Edna is a common example. A fifth-grader growing up in Milwaukee, Edna couldn't even speak English. Through a state voucher program, she attended private school, a Catholic high school, went on to college and eventually got a job as a patent engineer for a law firm. Her middle school principal said, "Edna is a miracle, and we couldn't have done it without school choice."

Edna was one of the first voucher students in the country. Tried and tested successfully for two decades now, school choice programs have offered hope to thousands of children and families in underprivileged communities.

Why is it that in this day and age, such children remain the exception, and not the rule? Why, in any country, let alone America, should equal opportunity depend on the bounce of a lottery ball?

A recent evaluation of the school choice program in Washington, D.C. found that using a voucher to attend a private school significantly improved students' chances of graduating from high school, increasing graduation rates by 21 percentage points.

School choice is a way out of the poverty cycle for low-income families.

As the Wall Street Journal noted in 2010, 2,000 of the nation's 20,000 high schools produce roughly 50 percent of all dropouts, and African-American children have a 50/50 chance of having to attend one of these so-called "dropout factories."

According to the Census Bureau, in 2011 the average dropout over age 25 earned just $18,796 while the average high school graduate without a bachelor's degree earned $26,699 -- a full 42 percent more. A high school graduate who goes on to earn a bachelor's degree will earn nearly 100 percent more, on average, then a high-school dropout.

Choice breeds competition -- which is the best way to improve schools. It creates a powerful incentive for schools to get better, while at the same time creating much-needed options for children trapped in less than satisfactory schools. That is exactly what we see when public charter schools are allowed to expand.

In Washington, D.C., the 41 percent of students who attend charter schools learn the equivalent of 72 days more in reading and 101 days more in math each year than similar students attending district schools, according to a Stanford University study.

In short, school choice has given poor, mostly minority families the hope that government has not. Young boys and girls, who might not have otherwise had the opportunity to excel, have become successful men and women leaders in their communities--due to receiving a better education than they otherwise would have.

Despite its overwhelming success -- and basic justice -- many bureaucrats defend their broken status quo, and see school choice not as an opportunity, but as a threat. Our children deserve better than a system that puts bureaucrats' wants before students' needs. Parents deserve better than being forced to pay for policies that trap their own children in failing schools, while denying them the equal educational opportunities that better paid politicians and bureaucrats enjoy.

Great schools are born in communities, not bureaucracies. At Boys Latin in Philadelphia, kids are taught Latin for four years. They are taught discipline and citizenship. This year, over 95 percent of their graduates will go on to college.

The current 20th century, centralized bureaucratic model has dropped American education to 17th in the world, even as the international economy turns toward technologies and industries that depend of education more than ever before in human history.

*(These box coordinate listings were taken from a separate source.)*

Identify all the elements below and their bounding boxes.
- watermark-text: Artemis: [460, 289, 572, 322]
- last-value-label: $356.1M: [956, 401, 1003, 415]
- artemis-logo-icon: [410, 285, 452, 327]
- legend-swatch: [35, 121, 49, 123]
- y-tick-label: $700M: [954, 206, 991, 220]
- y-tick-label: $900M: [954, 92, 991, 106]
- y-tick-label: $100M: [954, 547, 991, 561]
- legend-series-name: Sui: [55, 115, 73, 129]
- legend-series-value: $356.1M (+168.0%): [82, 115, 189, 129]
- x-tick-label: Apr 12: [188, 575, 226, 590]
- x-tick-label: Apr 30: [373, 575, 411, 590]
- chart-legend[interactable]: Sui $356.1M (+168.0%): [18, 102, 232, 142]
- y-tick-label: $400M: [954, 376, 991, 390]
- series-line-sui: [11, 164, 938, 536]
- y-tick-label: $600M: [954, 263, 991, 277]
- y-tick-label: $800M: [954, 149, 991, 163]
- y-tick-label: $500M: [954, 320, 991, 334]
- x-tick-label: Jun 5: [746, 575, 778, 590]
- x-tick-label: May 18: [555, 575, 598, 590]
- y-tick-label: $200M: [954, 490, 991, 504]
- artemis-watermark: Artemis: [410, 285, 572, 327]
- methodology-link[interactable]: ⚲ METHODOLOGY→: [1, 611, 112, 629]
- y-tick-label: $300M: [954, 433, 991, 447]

We need a new direction. To succeed globally, we need to educate locally.

Dr. Martin Luther King Jr. said: "Intelligence plus character, that is the goal of true education." Dr. King's definition of "true education" is reflected in the types of young men and women that parent-driven, locally controlled school choice continues to produce.

It's the student's job to work hard to achieve their hopes and dreams. It's our duty to give them every possible opportunity to achieve them.

Our education system is broken. School choice is an important part of the solution.